What is eDNA?
Environmental DNA and RNA (eDNA) is the genetic material organisms leave behind in their environment, including in water.
Water is essential for all life and holds valuable information about the health of our communities and the environment. Modern methods have been developed to monitor water more holistically, including detecting multiple pathogens and evaluating ecosystem health using eDNA (and eRNA) sequencing. eDNA monitoring offers a non-invasive, cost-effective, and rapid method to assess population health, agricultural health, and ecosystem health – informing decision-making for supporting health for communities, individuals, public health and industries, at both regional and national scales.
How Does eDNA Surveillance Work?

eDNA for Wastewater Monitoring
Wastewater based surveillance (WBS) has been implemented in many communities across Canada and around the world to track disease-causing organisms (pathogens). When people who are sick use the washroom, their waste is carried through the sewer system to a wastewater treatment facility. Samples taken from the sewer/facility are then analyzed to determine which pathogens are present and how abundant they are. WBS is transformative in that it is more rapid and cost-effective, plus it enables surveillance of entire communities/areas more inclusively (e.g. surveying those with and without access to a doctor). It also enables earlier detection of certain pathogens – providing more lead time to respond. WBS has further been used to detect important trends in pathogens gaining resistance to the drugs used to treat infections. Collectively, such environmental sequence-based monitoring is a revolutionary technology that can cost-effectively and inclusively enable Learning from Water, directly saving lives, and can be initiated within a community, providing a more wholistic view of disease that complements more limited, biased case-based testing.

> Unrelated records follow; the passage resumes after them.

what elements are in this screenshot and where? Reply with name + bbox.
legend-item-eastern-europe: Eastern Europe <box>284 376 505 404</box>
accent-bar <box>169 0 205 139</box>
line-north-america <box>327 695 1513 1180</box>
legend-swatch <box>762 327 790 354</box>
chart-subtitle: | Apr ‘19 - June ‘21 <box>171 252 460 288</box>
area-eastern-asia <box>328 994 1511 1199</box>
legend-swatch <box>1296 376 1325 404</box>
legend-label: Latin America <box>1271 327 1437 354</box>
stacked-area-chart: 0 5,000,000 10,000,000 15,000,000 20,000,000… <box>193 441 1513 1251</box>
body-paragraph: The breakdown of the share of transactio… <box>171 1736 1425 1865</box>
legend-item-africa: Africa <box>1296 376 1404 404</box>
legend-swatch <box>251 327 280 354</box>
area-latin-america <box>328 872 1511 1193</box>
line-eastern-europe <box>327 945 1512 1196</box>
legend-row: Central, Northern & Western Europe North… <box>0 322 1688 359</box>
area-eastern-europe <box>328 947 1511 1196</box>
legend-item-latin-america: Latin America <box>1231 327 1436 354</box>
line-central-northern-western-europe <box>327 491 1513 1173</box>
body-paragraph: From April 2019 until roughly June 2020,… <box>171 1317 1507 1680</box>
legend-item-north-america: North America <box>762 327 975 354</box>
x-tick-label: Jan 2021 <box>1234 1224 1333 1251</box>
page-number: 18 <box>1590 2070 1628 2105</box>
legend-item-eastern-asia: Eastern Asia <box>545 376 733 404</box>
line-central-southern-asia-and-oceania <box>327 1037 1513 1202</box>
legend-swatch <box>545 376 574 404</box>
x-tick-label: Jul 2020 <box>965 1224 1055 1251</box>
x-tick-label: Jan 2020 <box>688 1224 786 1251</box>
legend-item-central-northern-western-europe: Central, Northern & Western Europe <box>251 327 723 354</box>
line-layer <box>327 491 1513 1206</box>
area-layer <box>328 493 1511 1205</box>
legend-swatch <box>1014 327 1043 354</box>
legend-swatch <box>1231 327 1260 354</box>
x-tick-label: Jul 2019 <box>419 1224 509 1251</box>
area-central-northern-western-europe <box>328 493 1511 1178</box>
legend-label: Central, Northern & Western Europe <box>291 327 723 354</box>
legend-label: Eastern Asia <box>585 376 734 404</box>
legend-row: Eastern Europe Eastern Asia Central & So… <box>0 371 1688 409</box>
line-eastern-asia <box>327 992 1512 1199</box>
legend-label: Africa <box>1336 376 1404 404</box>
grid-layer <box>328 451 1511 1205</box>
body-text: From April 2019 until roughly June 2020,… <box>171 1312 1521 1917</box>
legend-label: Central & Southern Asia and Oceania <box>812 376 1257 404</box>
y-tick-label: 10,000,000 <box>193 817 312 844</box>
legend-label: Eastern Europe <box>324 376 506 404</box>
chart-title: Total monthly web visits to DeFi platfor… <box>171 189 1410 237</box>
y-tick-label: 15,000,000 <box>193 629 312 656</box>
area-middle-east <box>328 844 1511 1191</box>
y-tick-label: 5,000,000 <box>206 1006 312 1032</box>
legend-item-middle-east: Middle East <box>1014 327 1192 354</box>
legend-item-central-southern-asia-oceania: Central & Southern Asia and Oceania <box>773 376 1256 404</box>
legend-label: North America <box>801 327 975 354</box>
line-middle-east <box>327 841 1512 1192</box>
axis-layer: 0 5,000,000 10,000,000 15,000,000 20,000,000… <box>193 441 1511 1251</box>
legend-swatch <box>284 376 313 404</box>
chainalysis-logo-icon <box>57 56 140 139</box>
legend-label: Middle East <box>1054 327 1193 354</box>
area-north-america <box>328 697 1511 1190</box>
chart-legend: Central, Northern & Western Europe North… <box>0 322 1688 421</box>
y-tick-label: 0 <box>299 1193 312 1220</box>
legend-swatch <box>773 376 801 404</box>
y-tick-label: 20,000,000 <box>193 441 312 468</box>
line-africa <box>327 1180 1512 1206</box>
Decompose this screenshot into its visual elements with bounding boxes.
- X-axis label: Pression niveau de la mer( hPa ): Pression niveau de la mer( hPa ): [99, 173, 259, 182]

A wastewater treatment facility. Image credit: Cleantech Water
eDNA for Biodiversity and Climate Change Monitoring

A melting glacier. Image credit: David Suzuki Foundation
Human activities are leading to accelerating climate change around the world. Climate change results in extreme weather, forest fires, fluctuating temperatures, drought and melting permafrost, which all impact the interconnected life that our environment supports – challenging food production, impacting persistence of disease, and changing ecosystems including non-native and invasive species. eDNA monitoring can help us monitor our current situation by cataloging the biodiversity that currently exists and predicting how it can change in the coming years and decades. For many Indigenous communities, it can also provide important information about where species that are important as their food sources are now located. In mining, monitoring an environment before and after mining activity can help ensure land is returning back to its natural state before mining occurred. This collective information can be used to inform conservation strategies, plan environmental remediation, and inform approaches to ensure food security – both nationally and more locally.
eDNA for One Health / One Ecosystem Health
One Health is an approach that recognizes that the health of humans, animals and ecosystems are interconnected and rely on each other. This approach encourages cross-collaboration between physicians, veterinarians, public health entities, those engaged in food production & animal husbandry and any groups whose activities might influence the interconnected web of life on our planet. One Health takes an integrated approach to disease control and health threats such as growing resistance of pathogens to antibiotics (antimicrobial resistance; AMR) and pathogens that can impact a wider variety of animals (for example, bird flu / avian influenza H5N1). The integrated One Health – or even One Ecosystem – approach recognizes that addressing challenges in an integrated fashion (such as tackling AMR impacting both the agri-foods industry and people) is needed for optimal results. This can also have significant economic impacts, as for example AMR incurs tremendous healthcare costs (~$1.4 billion/year in Canada, and by 2050 costing is estimated to exceed $100 trillion in lost productivity globally – not including impacts on food production failure. eDNA monitoring can help to track threats (such as AMR and bird flu) by enabling cost-effective, rapid monitoring of many different physical environments simultaneously. This allows scientists to determine where the sources of health threats might lie, and how they are moving through different animal species, humans, and locations. Such information can inform decision making to help reduce spread of disease and foster holistic practices that promote health.